There was a 6,110 supply of stenographers forecasted in 2018, and it was supposed to get worse and worse every year until 2018. If it is accurate that there are now 6,580, then we are doing much better than the forecast.

Cassandra went on to explain that these were not straight losses and that there were a lot of new CSRs coming in.

I was then given a yearly breakdown of out-of-state CA CSR licensees. The average before COVID was about 10 per year. 2020 to 2023, that jumps to about 16.

Out-of-state California CSR licenares per year according to Cassandra Caldarella.

I did go snooping for these numbers, because I don’t like to publish without some fact checking, and I did find at least one piece of information from SB662 that seems to contradict or call into question these numbers.

2022, 5,605 CSRs according to SB662 bill text. 4.,829 listed an address in California. 8,004 in 2000. 7,503 in 2010. 6,085 in 2020.

That’s a much more grim outlook. But perhaps it’s just market forces at work? Unless 30% of the workforce has been replaced by digital, it means that the demand for court reporters is simply lower than it once was or that there was not enough demand in the market for those 8,004 CSRs. A lot of people believe in the self-correction of markets. Why is our labor market any different? We could blame it on government regulation. Then again, we could also blame it on the larger corporations that stood by and did basically nothing for half a decade. If there was a retirement cliff, they sure weren’t worried about it, and I think that says a lot.

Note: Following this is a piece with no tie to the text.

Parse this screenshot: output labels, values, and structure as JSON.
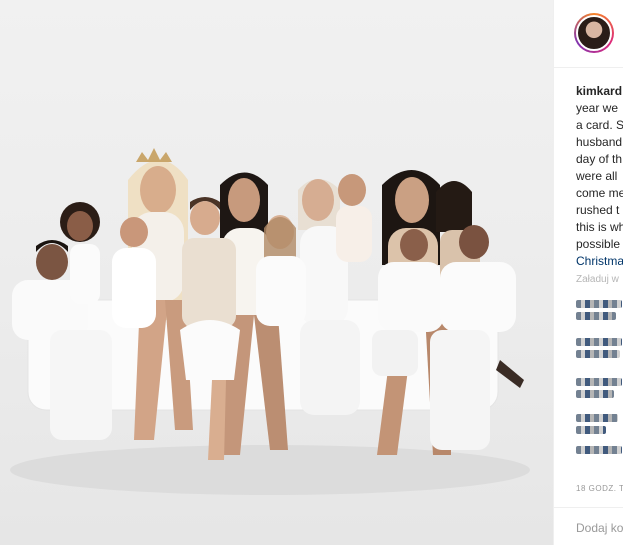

Let’s work with the most relevant numbers presented here. 7,503 in 2010. 1,418 drop from 2010 to 2020. A loss of about 19%, 1.7% a year. Still below the 2.3% to 4.7% it was supposed to be, but not quite as rosy as the 0.7% figure I was hoping for.

I’d really like to get the discussion going here. Are there more accurate direct sources I’ve missed? Has anybody run these numbers and come up with similar results? Have I gotten something completely wrong?

The comments are open.

Addendum:

Some edits were done to the images and text in this post after it went live. Subsequently, I was sent a spreadsheet that purports to show about 6,849 California CSRs active as of May 10, 2023. So, after seeing that, I think it’s reasonable to conclude that we are in much better shape than was forecasted.